The Vibe Coding Risk Radar got its first community contribution. And it proves a point I keep making about AI-generated code.
The entire Risk Radar was built by AI under my guidance. I wrote prompts, reviewed outputs, guided the architecture. Every line of code came from the machine. The result worked well. The logic was solid, the data model clean, the components well-structured. But the UI felt like what it was: functional, correct, and a bit lifeless.
Then Maria Virk opened a pull request. She added smooth radar chart animations with custom easing curves, hover tooltips on data points, tier color transitions that fade between green, yellow, orange and red, and polished card interactions with lift effects. She did not touch the core logic, the data files, or the i18n layer. She saw what the AI had built and knew exactly where to apply human craft.

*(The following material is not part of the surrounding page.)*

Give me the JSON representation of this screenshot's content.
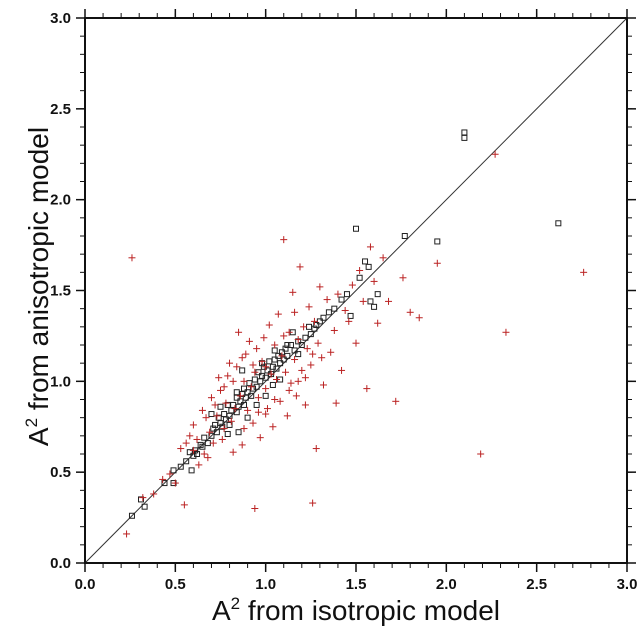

That is the pattern I keep seeing. AI produces clean, correct, modular code. It follows the spec, passes the tests, respects the architecture. But it does not obsess over the 200 milliseconds of easing that make a transition feel right. It does not add the subtle shadow that gives a card depth. It does not think about what happens when a user hovers over a data point and wants to know more.
This is not a weakness of AI coding. It is a strength of the workflow. The AI handles the structural work that used to eat weeks of developer time. That frees humans to focus on what they do best: the craft, the feel, the details that turn a working tool into a good tool.
Thank you Maria for this contribution. The PR is merged and live.